Time felt as if it had stopped. The tension between them grew rapidly until the air was as taut and silent as a war ground before the battle charge.
"Grace!" came the impatient call again.
Damn his eyes for never flinching. She raised the dirk high. What will he do now?
He didn't even blink.
Damn her, she thought, for giving in. She sliced the small knife downward toward his feet and cut right through the knotted shoelaces.
"Get down." She waved the dirk in his face. "And if you try to run away, you'll find this dirk in your back." She gripped the splintery rim of the wagon bed with one hand and leapt to the ground.
She never saw the exposed nail.
Two steps and the sound of tearing fabric ripped through the air. She turned to find her plaid had a hole in the back of it that was the size of the oafs grinning blond head. She jerked the brown plaid fabric from the nail, spun on a heel, and marched toward the others, her head high as she ignored his snort of laughter.

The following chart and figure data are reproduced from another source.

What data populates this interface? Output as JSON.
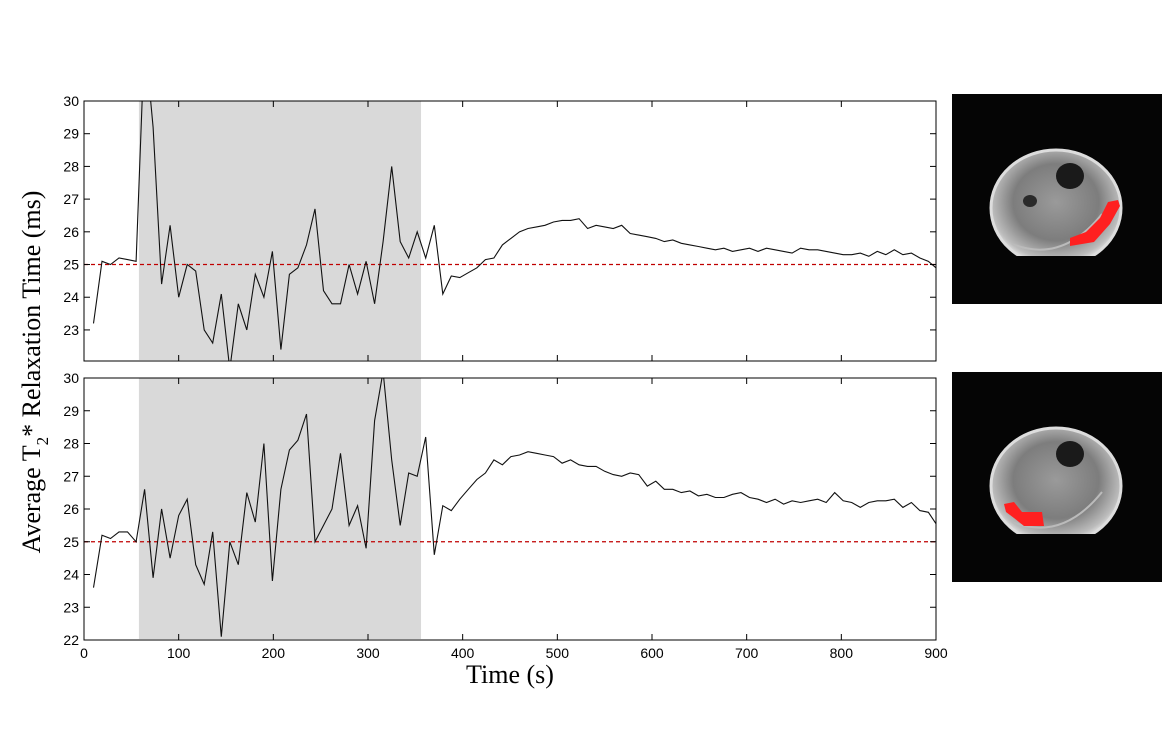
{
  "chart_data": [
    {
      "type": "line",
      "panel": "top",
      "shaded_region_x": [
        58,
        356
      ],
      "ylim": [
        22,
        30
      ],
      "xlim": [
        0,
        900
      ],
      "yticks": [
        "23",
        "24",
        "25",
        "26",
        "27",
        "28",
        "29",
        "30"
      ],
      "reference_line_y": 25,
      "series": [
        {
          "x": [
            10,
            19,
            28,
            37,
            46,
            55,
            64,
            73,
            82,
            91,
            100,
            109,
            118,
            127,
            136,
            145,
            154,
            163,
            172,
            181,
            190,
            199,
            208,
            217,
            226,
            235,
            244,
            253,
            262,
            271,
            280,
            289,
            298,
            307,
            316,
            325,
            334,
            343,
            352,
            361,
            370,
            379,
            388,
            397,
            406,
            415,
            424,
            433,
            442,
            451,
            460,
            469,
            478,
            487,
            496,
            505,
            514,
            523,
            532,
            541,
            550,
            559,
            568,
            577,
            586,
            595,
            604,
            613,
            622,
            631,
            640,
            649,
            658,
            667,
            676,
            685,
            694,
            703,
            712,
            721,
            730,
            739,
            748,
            757,
            766,
            775,
            784,
            793,
            802,
            811,
            820,
            829,
            838,
            847,
            856,
            865,
            874,
            883,
            892,
            900
          ],
          "values": [
            23.2,
            25.1,
            25.0,
            25.2,
            25.15,
            25.1,
            32,
            29.2,
            24.4,
            26.2,
            24.0,
            25.0,
            24.8,
            23.0,
            22.6,
            24.1,
            21.8,
            23.8,
            23.0,
            24.7,
            24.0,
            25.4,
            22.4,
            24.7,
            24.9,
            25.6,
            26.7,
            24.2,
            23.8,
            23.8,
            25.0,
            24.1,
            25.1,
            23.8,
            25.7,
            28.0,
            25.7,
            25.2,
            26.0,
            25.2,
            26.2,
            24.1,
            24.65,
            24.6,
            24.75,
            24.9,
            25.15,
            25.2,
            25.6,
            25.8,
            26.0,
            26.1,
            26.15,
            26.2,
            26.3,
            26.35,
            26.35,
            26.4,
            26.1,
            26.2,
            26.15,
            26.1,
            26.2,
            25.95,
            25.9,
            25.85,
            25.8,
            25.7,
            25.75,
            25.65,
            25.6,
            25.55,
            25.5,
            25.45,
            25.5,
            25.4,
            25.45,
            25.5,
            25.4,
            25.5,
            25.45,
            25.4,
            25.35,
            25.5,
            25.45,
            25.45,
            25.4,
            25.35,
            25.3,
            25.3,
            25.35,
            25.25,
            25.4,
            25.3,
            25.45,
            25.3,
            25.35,
            25.2,
            25.1,
            24.9
          ]
        }
      ]
    },
    {
      "type": "line",
      "panel": "bottom",
      "shaded_region_x": [
        58,
        356
      ],
      "ylim": [
        22,
        30
      ],
      "xlim": [
        0,
        900
      ],
      "yticks": [
        "22",
        "23",
        "24",
        "25",
        "26",
        "27",
        "28",
        "29",
        "30"
      ],
      "xticks": [
        "0",
        "100",
        "200",
        "300",
        "400",
        "500",
        "600",
        "700",
        "800",
        "900"
      ],
      "xlabel": "Time (s)",
      "reference_line_y": 25,
      "series": [
        {
          "x": [
            10,
            19,
            28,
            37,
            46,
            55,
            64,
            73,
            82,
            91,
            100,
            109,
            118,
            127,
            136,
            145,
            154,
            163,
            172,
            181,
            190,
            199,
            208,
            217,
            226,
            235,
            244,
            253,
            262,
            271,
            280,
            289,
            298,
            307,
            316,
            325,
            334,
            343,
            352,
            361,
            370,
            379,
            388,
            397,
            406,
            415,
            424,
            433,
            442,
            451,
            460,
            469,
            478,
            487,
            496,
            505,
            514,
            523,
            532,
            541,
            550,
            559,
            568,
            577,
            586,
            595,
            604,
            613,
            622,
            631,
            640,
            649,
            658,
            667,
            676,
            685,
            694,
            703,
            712,
            721,
            730,
            739,
            748,
            757,
            766,
            775,
            784,
            793,
            802,
            811,
            820,
            829,
            838,
            847,
            856,
            865,
            874,
            883,
            892,
            900
          ],
          "values": [
            23.6,
            25.2,
            25.1,
            25.3,
            25.3,
            25.0,
            26.6,
            23.9,
            26.0,
            24.5,
            25.8,
            26.3,
            24.3,
            23.7,
            25.3,
            22.1,
            25.0,
            24.3,
            26.5,
            25.6,
            28.0,
            23.8,
            26.6,
            27.8,
            28.1,
            28.9,
            25.0,
            25.5,
            26.0,
            27.7,
            25.5,
            26.1,
            24.8,
            28.7,
            30.2,
            27.5,
            25.5,
            27.1,
            27.0,
            28.2,
            24.6,
            26.1,
            25.95,
            26.3,
            26.6,
            26.9,
            27.1,
            27.5,
            27.35,
            27.6,
            27.65,
            27.75,
            27.7,
            27.65,
            27.6,
            27.4,
            27.5,
            27.35,
            27.3,
            27.3,
            27.15,
            27.05,
            27.0,
            27.1,
            27.05,
            26.7,
            26.85,
            26.6,
            26.6,
            26.5,
            26.55,
            26.4,
            26.45,
            26.35,
            26.35,
            26.45,
            26.5,
            26.35,
            26.3,
            26.2,
            26.3,
            26.15,
            26.25,
            26.2,
            26.25,
            26.3,
            26.2,
            26.5,
            26.25,
            26.2,
            26.05,
            26.2,
            26.25,
            26.25,
            26.3,
            26.05,
            26.2,
            25.95,
            25.9,
            25.55
          ]
        }
      ]
    }
  ],
  "ylabel_parts": {
    "pre": "Average T",
    "sub": "2",
    "post": "* Relaxation Time (ms)"
  },
  "colors": {
    "line": "#111111",
    "shade": "#d9d9d9",
    "reference": "#c00000",
    "roi": "#ff2020"
  },
  "mri_images": [
    {
      "name": "top-mri",
      "roi": "right-lateral"
    },
    {
      "name": "bottom-mri",
      "roi": "left-posterior"
    }
  ]
}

"McNish!" His voice was so deep it sounded like the thunder in Cairngorms. In fact, it took her a moment to realize that God was not calling her.
She took a deep and settling breath, but did not turn around.
" Tis no more bonny and rosy a view in all of Scotland!"
She stopped. View? What view? She cast a glance over her shoulder to see what he was braying about.
He stared at her back, grinning.
She tried to follow his gaze, but couldn't see over her shoulder. With a sinking feeling of pure dread, she reached a hand around, over the plaid. Over her hip. Over the tail of her shirt...and lower.
She touched bare skin. The hole was right over her rump. She jerked the folds of her plaid, adjusting them in her belt. She stuck her chin high and marched off, calling vivid and vile curses down upon the obnoxious and hard-headed McNab.